Mechanism and stability of an Fe-based 2D MOF during the photoelectro-Fenton treatment of organic micropollutants under UVA and visible light irradiation

Abstract This work reports the novel application of an Fe-based 2D metal−organic framework (MOF), prepared with 2,2′-bipyridine-5,5′-dicarboxylate (bpydc) as organic linker, as highly active catalyst for heterogeneous photoelectro-Fenton (PEF) treatment of the lipid regulator bezafibrate in a model matrix and urban wastewater.
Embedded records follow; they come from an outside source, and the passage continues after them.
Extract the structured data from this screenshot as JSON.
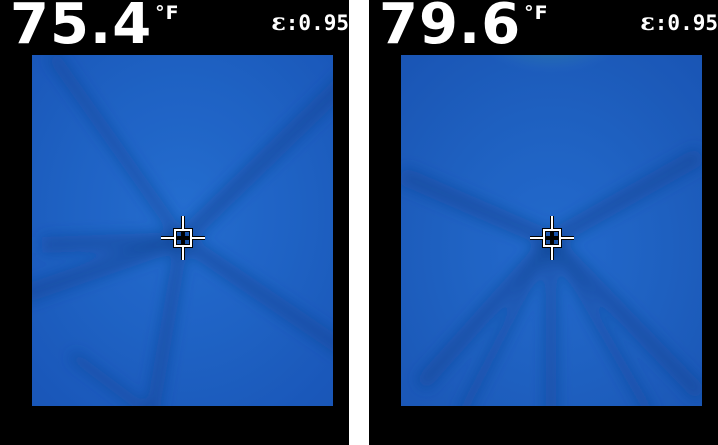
{
  "panels": [
    {
      "temperature": "75.4",
      "unit": "°F",
      "emissivity_symbol": "ε",
      "emissivity_value": ":0.95"
    },
    {
      "temperature": "79.6",
      "unit": "°F",
      "emissivity_symbol": "ε",
      "emissivity_value": ":0.95"
    }
  ],
  "colors": {
    "background": "#000000",
    "thermal_base": "#1f62c8",
    "thermal_dark_band": "#164fa8",
    "hot_spot": "#5fb23a",
    "overlay_text": "#ffffff"
  },
  "icons": {
    "reticle": "crosshair-icon"
  }
}
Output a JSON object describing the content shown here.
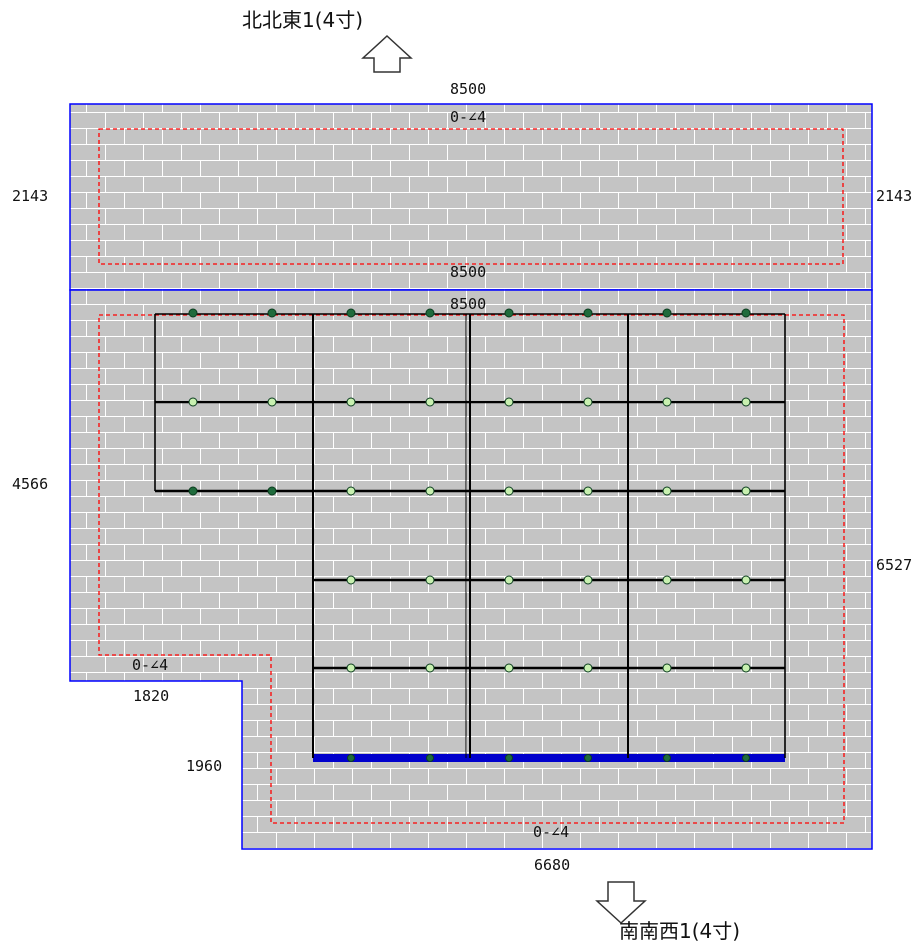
{
  "directions": {
    "north_label": "北北東1(4寸)",
    "south_label": "南南西1(4寸)",
    "north_arrow_icon": "arrow-up-outline-icon",
    "south_arrow_icon": "arrow-down-outline-icon"
  },
  "upper_roof": {
    "top_width": "8500",
    "slope_label": "0-∠4",
    "left_height": "2143",
    "right_height": "2143",
    "bottom_width": "8500"
  },
  "lower_roof": {
    "top_width": "8500",
    "left_height": "4566",
    "right_height": "6527",
    "notch_width": "1820",
    "notch_height": "1960",
    "slope_label_left": "0-∠4",
    "slope_label_bottom": "0-∠4",
    "bottom_width": "6680"
  },
  "colors": {
    "roof_fill": "#c4c4c4",
    "tile_lines": "#ffffff",
    "roof_outline": "#0000ff",
    "setback_line": "#ff0000",
    "panel_frame": "#000000",
    "eave_rail": "#0000cc",
    "fixing_point_dark": "#1f6b3c",
    "fixing_point_light": "#c8f0b0"
  }
}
Well-dispersed 2D structures were successfully synthesized and their morphological, physicochemical and photocatalytic properties were assessed. UV/Vis PEF using an IrO2/air-diffusion cell with an extremely low catalyst concentration (0.05 g L−1, tenfold lower than reported 3D MOFs) outperformed electro-oxidation with electrogenerated H2O2, electro-Fenton and visible-light PEF. Its excellent performance was explained by: (i) the enhanced mass transport of H2O2 (and organic molecules) at the 2D structure, providing active sites for heterogeneous Fenton's reaction and in-situ Fe(II) regeneration; (ii) the ability of photoinduced electrons to reduce H2O2 to •OH, and Fe(III) to Fe(II); and (iii) the enhanced charge transfer and excitation of Fe–O clusters, which increased the number of electron-hole pairs. LC-QToF-MS and GC-MS allowed the identification of 16 aromatic products of bezafibrate. The complete removal of four micropollutants mixed in urban wastewater at pH 7.4 revealed the great potential of (Fe−bpydc)-catalyzed PEF process.